Sorry, got it into my head that it was randomly rebooting. Not that it makes a lot of difference. As you say, take everything back to stock, kill the overclocks for the moment and see how you go from there.
IntelBurnTest is positively evil! But stresscpu2 is based on Gromacs code, so you're actually comparing apples with apples. If I can 'pass' an overclock using stresscpu2 for a couple of hours, it won't have problems folding. Can't say the same about prime. I remember one instance of an overnight pass with prime - started folding the next day and got a MCE within about an hour. So I kind of trust stresscpu2 more than the other stress tests - well, at least for validating stability for folding.
Haven't read your other posts but after trying the 8400 at stock, try stressing the machine one GPU at a time? So one 9800 running at 100% load for 3/4 days? and then try the next one and then the next one and so on. Would rule out a GPU issue which in my experience is the most likely component to fail (after mobo of course).

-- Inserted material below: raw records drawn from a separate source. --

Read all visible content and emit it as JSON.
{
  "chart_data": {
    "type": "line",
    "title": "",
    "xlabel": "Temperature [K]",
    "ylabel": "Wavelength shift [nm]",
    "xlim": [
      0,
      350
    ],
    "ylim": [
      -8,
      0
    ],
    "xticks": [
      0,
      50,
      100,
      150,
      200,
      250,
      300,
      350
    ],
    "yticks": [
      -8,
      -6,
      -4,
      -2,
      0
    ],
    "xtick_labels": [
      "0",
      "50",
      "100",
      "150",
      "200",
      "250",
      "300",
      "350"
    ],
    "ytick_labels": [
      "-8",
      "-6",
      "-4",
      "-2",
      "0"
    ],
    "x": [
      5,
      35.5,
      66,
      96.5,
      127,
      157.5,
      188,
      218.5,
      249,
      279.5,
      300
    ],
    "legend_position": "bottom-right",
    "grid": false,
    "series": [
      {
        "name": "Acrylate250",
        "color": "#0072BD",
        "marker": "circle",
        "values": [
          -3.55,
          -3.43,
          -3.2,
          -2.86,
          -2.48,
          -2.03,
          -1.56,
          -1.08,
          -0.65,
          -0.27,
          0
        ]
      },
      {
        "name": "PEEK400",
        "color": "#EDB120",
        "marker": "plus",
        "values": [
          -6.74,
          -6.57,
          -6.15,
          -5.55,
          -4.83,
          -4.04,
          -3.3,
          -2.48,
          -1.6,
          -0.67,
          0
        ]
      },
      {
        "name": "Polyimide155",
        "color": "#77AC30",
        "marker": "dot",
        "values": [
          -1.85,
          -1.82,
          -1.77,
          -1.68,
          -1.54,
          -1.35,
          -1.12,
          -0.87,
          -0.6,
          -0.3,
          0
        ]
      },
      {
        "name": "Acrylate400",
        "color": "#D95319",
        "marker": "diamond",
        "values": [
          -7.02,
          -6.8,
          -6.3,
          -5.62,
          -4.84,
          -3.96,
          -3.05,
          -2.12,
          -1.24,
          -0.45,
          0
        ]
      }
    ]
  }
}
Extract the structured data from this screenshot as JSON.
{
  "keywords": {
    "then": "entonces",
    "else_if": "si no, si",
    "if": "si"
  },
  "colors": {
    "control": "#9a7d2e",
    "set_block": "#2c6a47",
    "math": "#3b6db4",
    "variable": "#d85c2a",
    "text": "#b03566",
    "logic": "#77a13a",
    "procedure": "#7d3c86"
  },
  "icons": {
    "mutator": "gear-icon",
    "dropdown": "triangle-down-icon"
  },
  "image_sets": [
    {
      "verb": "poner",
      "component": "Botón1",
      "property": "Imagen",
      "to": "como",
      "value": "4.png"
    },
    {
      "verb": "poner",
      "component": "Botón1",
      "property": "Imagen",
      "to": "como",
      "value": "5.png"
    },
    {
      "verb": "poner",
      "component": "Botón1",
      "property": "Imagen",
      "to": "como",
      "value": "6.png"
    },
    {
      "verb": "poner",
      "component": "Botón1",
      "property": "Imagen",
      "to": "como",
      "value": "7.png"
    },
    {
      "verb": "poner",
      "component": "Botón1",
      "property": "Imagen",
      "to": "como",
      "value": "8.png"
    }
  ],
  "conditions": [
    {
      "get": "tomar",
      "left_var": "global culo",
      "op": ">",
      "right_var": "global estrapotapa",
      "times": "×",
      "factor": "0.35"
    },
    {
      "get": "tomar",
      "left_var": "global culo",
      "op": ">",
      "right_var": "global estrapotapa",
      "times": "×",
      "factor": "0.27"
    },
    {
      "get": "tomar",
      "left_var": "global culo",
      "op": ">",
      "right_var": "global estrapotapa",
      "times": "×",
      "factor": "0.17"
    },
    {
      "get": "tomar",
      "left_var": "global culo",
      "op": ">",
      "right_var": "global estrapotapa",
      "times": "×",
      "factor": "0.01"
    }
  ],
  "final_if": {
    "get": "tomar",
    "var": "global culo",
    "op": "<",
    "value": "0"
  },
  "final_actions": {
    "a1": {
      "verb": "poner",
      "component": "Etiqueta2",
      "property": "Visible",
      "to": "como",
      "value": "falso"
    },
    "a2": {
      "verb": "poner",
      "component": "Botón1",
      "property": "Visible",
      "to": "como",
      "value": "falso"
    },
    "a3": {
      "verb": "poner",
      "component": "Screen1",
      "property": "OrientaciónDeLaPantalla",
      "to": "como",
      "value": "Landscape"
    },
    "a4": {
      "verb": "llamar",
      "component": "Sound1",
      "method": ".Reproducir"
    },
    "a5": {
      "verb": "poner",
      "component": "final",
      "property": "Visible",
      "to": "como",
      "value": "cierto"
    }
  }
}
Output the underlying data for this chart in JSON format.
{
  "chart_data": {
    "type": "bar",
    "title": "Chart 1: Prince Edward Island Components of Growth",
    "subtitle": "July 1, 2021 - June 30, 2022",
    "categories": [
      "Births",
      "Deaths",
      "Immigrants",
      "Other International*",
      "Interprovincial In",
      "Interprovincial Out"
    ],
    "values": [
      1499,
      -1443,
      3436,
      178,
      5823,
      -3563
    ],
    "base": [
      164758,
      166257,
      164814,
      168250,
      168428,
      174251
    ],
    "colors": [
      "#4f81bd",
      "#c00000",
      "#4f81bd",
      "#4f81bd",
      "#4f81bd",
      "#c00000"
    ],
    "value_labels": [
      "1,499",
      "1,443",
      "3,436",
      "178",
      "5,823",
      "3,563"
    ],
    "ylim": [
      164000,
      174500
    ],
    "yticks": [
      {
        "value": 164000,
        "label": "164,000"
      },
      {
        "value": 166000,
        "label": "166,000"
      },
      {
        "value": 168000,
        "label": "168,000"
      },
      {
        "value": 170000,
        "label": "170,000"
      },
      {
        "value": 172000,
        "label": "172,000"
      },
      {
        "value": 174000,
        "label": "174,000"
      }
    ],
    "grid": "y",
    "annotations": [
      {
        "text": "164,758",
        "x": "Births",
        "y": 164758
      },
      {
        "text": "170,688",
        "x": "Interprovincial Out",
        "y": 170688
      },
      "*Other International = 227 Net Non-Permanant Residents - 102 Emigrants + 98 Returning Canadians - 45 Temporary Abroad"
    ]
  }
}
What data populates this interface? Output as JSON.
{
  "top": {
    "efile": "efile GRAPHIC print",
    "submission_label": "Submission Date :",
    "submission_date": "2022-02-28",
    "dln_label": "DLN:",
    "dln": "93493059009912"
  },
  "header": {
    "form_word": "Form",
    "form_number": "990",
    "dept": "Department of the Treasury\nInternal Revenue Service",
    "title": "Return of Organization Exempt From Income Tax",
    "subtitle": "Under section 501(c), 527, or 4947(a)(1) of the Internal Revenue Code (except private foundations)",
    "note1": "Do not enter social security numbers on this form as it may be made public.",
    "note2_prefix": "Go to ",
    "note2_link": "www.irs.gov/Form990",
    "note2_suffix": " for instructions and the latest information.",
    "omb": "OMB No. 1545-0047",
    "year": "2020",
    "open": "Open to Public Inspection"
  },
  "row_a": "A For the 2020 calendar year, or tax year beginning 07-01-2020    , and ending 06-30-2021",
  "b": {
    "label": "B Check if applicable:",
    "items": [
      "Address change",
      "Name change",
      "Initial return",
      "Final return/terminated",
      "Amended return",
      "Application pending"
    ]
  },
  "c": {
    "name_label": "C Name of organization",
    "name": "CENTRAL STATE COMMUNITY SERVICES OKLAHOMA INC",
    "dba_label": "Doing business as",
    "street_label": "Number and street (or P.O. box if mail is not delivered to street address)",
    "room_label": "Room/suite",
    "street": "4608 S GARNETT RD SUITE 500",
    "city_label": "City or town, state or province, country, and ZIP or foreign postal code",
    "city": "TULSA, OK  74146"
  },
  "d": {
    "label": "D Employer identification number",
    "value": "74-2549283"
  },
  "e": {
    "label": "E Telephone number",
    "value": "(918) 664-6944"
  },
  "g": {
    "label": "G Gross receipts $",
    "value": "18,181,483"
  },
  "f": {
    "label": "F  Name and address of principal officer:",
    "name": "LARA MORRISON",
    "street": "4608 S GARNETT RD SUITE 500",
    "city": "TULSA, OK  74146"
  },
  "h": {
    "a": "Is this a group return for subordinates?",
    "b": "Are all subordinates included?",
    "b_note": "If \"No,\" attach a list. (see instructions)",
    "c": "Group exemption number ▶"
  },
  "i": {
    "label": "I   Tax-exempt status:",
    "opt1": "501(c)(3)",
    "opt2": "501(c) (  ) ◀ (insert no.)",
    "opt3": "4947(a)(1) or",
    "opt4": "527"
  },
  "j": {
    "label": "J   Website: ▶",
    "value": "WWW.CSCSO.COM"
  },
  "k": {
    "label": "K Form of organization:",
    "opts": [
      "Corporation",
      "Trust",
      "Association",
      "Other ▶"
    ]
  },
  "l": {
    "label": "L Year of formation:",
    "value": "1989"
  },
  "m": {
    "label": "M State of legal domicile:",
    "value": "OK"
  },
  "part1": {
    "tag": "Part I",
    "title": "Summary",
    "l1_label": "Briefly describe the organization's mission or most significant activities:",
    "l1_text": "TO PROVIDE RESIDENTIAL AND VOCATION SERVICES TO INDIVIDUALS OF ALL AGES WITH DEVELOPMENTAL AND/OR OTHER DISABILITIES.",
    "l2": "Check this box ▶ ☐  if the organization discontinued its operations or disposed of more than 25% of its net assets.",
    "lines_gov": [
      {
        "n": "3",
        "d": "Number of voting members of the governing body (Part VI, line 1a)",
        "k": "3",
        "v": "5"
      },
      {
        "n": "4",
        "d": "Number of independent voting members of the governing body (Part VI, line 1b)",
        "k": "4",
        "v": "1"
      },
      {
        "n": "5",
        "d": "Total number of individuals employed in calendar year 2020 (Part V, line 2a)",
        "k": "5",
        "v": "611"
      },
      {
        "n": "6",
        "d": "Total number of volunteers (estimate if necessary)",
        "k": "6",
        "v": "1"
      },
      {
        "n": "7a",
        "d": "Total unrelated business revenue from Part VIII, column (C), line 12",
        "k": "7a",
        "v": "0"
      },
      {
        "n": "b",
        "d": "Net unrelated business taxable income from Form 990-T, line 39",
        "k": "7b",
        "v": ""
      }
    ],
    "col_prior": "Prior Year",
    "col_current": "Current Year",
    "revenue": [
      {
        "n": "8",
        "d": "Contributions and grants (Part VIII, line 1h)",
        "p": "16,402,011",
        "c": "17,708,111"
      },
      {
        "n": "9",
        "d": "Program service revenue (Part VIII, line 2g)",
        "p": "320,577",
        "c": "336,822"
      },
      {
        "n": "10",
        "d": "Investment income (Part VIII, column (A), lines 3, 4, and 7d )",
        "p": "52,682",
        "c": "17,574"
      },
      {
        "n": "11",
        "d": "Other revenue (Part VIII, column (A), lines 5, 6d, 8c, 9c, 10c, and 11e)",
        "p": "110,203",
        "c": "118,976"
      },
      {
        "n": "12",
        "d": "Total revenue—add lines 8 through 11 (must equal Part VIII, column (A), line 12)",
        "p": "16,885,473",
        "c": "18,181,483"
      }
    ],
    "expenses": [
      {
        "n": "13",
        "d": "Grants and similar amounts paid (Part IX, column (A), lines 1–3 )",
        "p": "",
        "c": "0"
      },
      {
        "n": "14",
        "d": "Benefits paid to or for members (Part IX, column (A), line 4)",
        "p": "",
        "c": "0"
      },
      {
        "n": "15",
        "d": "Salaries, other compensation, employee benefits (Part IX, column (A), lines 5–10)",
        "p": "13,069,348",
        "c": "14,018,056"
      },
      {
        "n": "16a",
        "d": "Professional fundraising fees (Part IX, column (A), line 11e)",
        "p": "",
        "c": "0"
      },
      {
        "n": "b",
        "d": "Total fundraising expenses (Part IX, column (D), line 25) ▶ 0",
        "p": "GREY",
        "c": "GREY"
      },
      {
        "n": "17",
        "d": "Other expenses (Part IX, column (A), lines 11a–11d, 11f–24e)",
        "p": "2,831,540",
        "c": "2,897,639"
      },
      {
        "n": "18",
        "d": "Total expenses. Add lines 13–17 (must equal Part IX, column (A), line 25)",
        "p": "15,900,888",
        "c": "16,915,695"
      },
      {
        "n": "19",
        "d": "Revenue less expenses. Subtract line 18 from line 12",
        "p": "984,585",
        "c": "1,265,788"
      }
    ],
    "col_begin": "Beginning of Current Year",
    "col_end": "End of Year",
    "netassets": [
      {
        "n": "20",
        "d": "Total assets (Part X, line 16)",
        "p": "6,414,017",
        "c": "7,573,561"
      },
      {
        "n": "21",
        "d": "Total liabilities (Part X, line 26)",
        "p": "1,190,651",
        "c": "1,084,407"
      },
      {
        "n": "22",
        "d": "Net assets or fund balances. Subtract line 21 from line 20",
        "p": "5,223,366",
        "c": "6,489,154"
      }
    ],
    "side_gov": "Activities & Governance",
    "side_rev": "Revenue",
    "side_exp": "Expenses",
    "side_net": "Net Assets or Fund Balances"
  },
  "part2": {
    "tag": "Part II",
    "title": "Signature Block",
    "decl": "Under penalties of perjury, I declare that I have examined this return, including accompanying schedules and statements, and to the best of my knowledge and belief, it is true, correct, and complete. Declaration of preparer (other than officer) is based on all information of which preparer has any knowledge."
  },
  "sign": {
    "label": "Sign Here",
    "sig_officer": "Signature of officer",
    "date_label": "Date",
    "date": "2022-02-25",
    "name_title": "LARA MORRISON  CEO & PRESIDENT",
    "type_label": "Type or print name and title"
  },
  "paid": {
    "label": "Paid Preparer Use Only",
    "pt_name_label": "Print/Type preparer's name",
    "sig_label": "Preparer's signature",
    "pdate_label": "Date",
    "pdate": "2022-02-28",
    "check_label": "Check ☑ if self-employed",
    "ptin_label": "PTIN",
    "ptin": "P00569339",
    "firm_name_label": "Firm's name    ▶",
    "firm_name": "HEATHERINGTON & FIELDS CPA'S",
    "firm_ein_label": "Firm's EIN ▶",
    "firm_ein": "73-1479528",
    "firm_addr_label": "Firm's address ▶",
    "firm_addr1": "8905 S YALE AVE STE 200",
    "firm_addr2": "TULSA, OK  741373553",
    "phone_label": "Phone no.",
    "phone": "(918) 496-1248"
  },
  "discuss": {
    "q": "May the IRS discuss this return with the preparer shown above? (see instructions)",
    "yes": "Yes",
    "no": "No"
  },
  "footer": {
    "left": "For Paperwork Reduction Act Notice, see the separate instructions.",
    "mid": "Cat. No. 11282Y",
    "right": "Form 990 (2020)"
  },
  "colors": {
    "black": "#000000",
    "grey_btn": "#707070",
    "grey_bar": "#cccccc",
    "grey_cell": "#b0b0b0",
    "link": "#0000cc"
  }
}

Im HOPING that ive solved the problem on the E8400 rig, I ran IntelBurnTest for 4 hours on the overclocked 3.6ghz E8400 and it never missed a beat but I dropped it back to 3GHz anyway just to see and it still locked up in the night so not CPU related... So yesterday I ran FurMark on the 2 9800GT's for many hours and found after over 3-4 hours one of the cards would lock up with pixels all over the screen. I reset it and tried again and after the same sort of time of 3 hours + it locked again! Took that card out and put another 9800GT from another PC in and its ran happily all night and still going now so will leave it going over the weekend, if all is ok the CPU is going back to 3.6ghz on Mon Now need to do the same on the 3 x 9800GX2 rig which could take some time lol think I will let it finish the CPChimps challenge first though as we are close now. It only reboots itself every few days so not as bad at the other rig!